On a large network with many switches and routers all over the place it can get messy when trying to keep track of all you kit plugged into it. If the kit your looking for is a Cisco you can use CDP (Cisco Discovery Protocol) to advertise the link and general host information to the Cisco it’s plugged into. There are many other link advertisement protocols around such as EDP, FDP etc, hopefully we are moving to a standard in the future (LLDP?). But back to CDP, what if that bit of kit isn’t a cisco, what if it’s a FreeBSD server (or maybe OpenBSD), how can you track it down?
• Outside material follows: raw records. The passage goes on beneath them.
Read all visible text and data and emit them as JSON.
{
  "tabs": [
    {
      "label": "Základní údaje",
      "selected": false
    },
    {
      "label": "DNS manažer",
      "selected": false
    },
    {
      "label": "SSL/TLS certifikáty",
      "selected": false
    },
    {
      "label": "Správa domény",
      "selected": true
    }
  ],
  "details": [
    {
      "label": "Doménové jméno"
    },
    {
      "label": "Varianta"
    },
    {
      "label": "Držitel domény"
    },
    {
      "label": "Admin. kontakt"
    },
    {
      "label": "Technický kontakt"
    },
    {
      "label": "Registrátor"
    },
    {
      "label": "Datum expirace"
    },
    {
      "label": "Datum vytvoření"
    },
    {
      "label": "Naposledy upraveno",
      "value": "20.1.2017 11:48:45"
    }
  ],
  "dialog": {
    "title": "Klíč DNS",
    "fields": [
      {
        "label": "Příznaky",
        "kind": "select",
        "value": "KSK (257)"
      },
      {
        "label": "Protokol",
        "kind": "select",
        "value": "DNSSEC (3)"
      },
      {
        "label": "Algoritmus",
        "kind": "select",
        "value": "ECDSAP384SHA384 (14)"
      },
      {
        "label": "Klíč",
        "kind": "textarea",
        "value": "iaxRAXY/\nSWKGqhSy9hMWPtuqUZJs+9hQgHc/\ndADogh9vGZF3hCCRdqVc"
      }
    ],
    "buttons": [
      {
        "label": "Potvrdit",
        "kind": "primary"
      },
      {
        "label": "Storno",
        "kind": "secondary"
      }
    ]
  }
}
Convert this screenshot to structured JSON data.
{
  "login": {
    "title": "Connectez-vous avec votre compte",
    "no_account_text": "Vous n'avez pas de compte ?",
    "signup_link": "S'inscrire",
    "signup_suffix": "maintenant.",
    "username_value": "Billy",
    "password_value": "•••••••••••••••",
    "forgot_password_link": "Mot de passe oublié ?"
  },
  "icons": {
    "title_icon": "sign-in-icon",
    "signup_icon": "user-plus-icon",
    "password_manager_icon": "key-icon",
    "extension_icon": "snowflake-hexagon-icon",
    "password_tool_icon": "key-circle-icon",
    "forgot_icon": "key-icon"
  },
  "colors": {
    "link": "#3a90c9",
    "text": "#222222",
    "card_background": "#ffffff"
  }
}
To find devices on a big network I use a CDP poller, to poll all Cisco devices for their CDP neighbors, this information can then be used to do what ever you need, e.g. auto adding DNS for hostname, adding the device to a monitoring system, or even just keeping a record. To integrate FreeBSD into the mix here so my trusty poller will also find my servers we need to add a simple tool to talk CDP (or any other, LLDP).
The port ladvd will do this job for you, and if you running FreeBSD 8+ it will even update your ifconfig description to let you know what host and port is on the other end (
ladvd can be found in
/usr/ports/net/ladvd, but its worth noting that it will probably only compile on FreeBSD 7 and later.
Here is a quick how-to:
# portsnap fetch update
# cd /usr/ports/net/ladvd # make install
# portupgrade -N net/ladvd
or from packages
# pkg_add -r ladvd
The -a flag will auto detect which link advertisement protocol to use.
If the hostname of your BSD box doesn’t resolve to anything you will need to make sure it does before you can start ladvd, simply adding it into your /etc/hosts will do the trick.
# /usr/local/etc/rc.d/ladvd start
Now you can head over to your managed switch and show it’s CDP neighbors to see the FreeBSD server is talking CDP!